MATHEMATICS OF DATA SCIENCE - 2022/3
Module code: MATM065
This module will introduce the subject of data science. It will start with the role of data in society as motivation, with the view towards enhancing global and cultural capabilities in understanding how usage of data shapes our society, and then move to the core of the module which is mathematical methodology for data analysis, providing students with the underpinning mathematics that drive data algorithms, so as to strengthen the resourcefulness and resilience of the students. The topics will be wide ranging with a focus on the Surrey brand of data, as research into data is part of the department research agenda, and then the module goes full circle and shows how all this theory drives data algorithms at all levels of society.
SANTITISSADEEKORN Naratip (Physics)
Number of Credits: 15
ECTS Credits: 7.5
Framework: FHEQ Level 7
Module cap (Maximum number of students): N/A
Overall student workload
Independent Learning Hours: 85
Lecture Hours: 33
Guided Learning: 32
Prerequisites / Co-requisites
1. Introduction: the role of data in society, data science, and big data. The concept of learning from data. Mathematical preliminaries such as the background linear algebra, statistics, eigenvalues/eigenvectors, principal components, matrix calculus, Moore-Penrose inverse, Rayleigh-Ritz quotient and positive matrices. The most important introductory topic is the singular value decomposition (SVD). The Introduction will also include some motivating examples that show what can be achieved by analysing data.
2. Data assimilation: introduction and motivation; relevance to linear dynamical systems. The theory will be developed in the context of the Kalman filter theory. Some operational drawbacks including ill-conditioning will be discussed.
3. Networks and clustering: introduction with familiar examples such as mobile phone networks, social media networks, and evolution of networks. Theoretical constructs such as the network Laplacian, Cheeger's constant and network clustering (spectral clustering and K-mean clustering).
4. Machine learning and classification: introduction the classic machine learning and the concepts of classification and regression. Supervised and unsupervised learning from data, the construction of neural networks, and finding patterns in data using linear discriminant analysis, principle component analysis, Gaussian mixture model and multivariate regression.
|Assessment type||Unit of assessment||Weighting|
|School-timetabled exam/test||In-semester test (50 minutes)||20|
|Examination||Examination (2 hours)||80|
The assessment strategy is designed to provide students with the opportunity to demonstrate:
¿ Understanding of fundamental concepts and ability to develop and apply them to a new context.
¿ Subject knowledge through recall of key definitions, formulae and derivations.
¿ Analytical ability through the solution of unseen problems in the test and examination.
Thus, the summative assessment for this module consists of:
¿ One two hour examination at the end of the semester, worth 80% of the overall module mark
¿ one fifty minute class test worth 20%
Formative assessment and feedback
Students receive written feedback via the marked class test. The solutions to the class tests are also reviewed in the lecture. Un-assessed courseworks are also assigned to the students, and a sketch of solutions to these are provided. Verbal feedback is provided during lectures and office hours.
- The module aims to cover the range of data science and underpinning mathematics required to understand the key data algorithms in operation today.
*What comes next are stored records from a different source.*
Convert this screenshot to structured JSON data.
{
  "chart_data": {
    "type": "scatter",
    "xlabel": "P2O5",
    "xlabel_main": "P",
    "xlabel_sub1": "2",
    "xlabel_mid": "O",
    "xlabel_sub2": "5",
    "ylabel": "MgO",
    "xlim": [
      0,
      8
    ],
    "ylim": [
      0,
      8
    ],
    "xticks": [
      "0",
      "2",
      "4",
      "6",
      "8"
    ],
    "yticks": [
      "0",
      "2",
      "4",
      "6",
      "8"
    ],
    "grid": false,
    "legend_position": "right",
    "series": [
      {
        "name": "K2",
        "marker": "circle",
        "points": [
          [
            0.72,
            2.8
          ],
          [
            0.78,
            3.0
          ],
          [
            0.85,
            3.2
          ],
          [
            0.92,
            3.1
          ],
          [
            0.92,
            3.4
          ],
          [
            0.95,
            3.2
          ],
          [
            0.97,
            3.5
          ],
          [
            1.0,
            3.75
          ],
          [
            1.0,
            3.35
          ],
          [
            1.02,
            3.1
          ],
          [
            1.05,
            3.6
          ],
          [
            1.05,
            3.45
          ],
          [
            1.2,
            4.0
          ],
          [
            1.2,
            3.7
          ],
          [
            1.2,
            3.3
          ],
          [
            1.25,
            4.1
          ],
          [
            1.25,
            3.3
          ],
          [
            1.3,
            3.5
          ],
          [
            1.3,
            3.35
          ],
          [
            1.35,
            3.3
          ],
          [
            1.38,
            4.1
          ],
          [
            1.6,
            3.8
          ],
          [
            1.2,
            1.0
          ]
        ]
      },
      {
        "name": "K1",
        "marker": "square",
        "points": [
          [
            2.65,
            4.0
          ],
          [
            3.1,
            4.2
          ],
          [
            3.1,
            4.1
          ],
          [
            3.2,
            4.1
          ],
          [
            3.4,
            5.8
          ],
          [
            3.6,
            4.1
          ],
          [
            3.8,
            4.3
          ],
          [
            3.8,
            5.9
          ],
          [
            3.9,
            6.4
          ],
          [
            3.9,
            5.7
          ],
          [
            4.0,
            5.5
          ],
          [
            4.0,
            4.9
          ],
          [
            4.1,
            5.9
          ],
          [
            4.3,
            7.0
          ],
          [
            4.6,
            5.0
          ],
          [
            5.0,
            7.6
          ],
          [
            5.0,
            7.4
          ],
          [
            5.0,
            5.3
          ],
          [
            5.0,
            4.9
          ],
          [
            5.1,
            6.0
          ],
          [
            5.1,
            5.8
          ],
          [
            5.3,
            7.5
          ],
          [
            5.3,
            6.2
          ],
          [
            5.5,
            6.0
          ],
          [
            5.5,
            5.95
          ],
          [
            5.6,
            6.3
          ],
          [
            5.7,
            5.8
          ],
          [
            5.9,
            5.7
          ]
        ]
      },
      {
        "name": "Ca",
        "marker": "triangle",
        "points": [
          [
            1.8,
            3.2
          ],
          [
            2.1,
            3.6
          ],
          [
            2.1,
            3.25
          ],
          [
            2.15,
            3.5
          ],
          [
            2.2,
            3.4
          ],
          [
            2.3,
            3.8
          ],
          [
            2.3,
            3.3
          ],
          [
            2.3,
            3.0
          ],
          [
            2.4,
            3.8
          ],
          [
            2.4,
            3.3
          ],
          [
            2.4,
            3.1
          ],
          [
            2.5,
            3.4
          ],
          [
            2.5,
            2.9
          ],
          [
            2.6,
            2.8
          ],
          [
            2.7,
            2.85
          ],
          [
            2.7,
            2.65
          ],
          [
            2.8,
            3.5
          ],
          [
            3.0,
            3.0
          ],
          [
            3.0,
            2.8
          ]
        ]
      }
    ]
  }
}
|001||Demonstrate understanding of the data assimilation and its role in improving forecasting||K|
|002||Understand the concepts of networks and clustering, along with basic theory, and examples||CKT|
|003||Understand how large data sets can be used to identify a model, and the theory of data driven modelling||CK|
|004||Understand classic machine learning, and the evolution into deep learning and the search for patterns in data||CK|
|005||Being able to use more advanced regression analysis, regularisation under the energy norm and L1 regression||CT|
C - Cognitive/analytical
K - Subject knowledge
T - Transferable skills
P - Professional/Practical skills
Methods of Teaching / Learning
Teaching is by lectures, 3 hours per week for 11 weeks. Lecture notes are provided. Learning takes place through lectures, exercises and class tests. Blackboards and whiteboards are used for real-time presentation. Supplementary notes provided via SurreyLearn. Periodic special lectures are devoted to discussion of example sheets.
Indicated Lecture Hours (which may also include seminars, tutorials, workshops and other contact time) are approximate and may include in-class tests where one or more of these are an assessment on the module. In-class tests are scheduled/organised separately to taught content and will be published on to student personal timetables, where they apply to taken modules, as soon as they are finalised by central administration. This will usually be after the initial publication of the teaching timetable for the relevant semester.
Upon accessing the reading list, please search for the module using the module code: MATM065
This course guides students through fundamental ideas in data analytics, such as data assimilation and machine learning. The mathematical theory underpinning data science will strengthen the resourcefulness and resilience of the students, for, their understanding will prepare students to be adaptive and deal with new problems that might arise, while the applications in implementing the mathematical ideas will enhance their employability.
Please note that the information detailed within this record is accurate at the time of publishing and may be subject to change. This record contains information for the most up to date version of the programme / module for the 2022/3 academic year.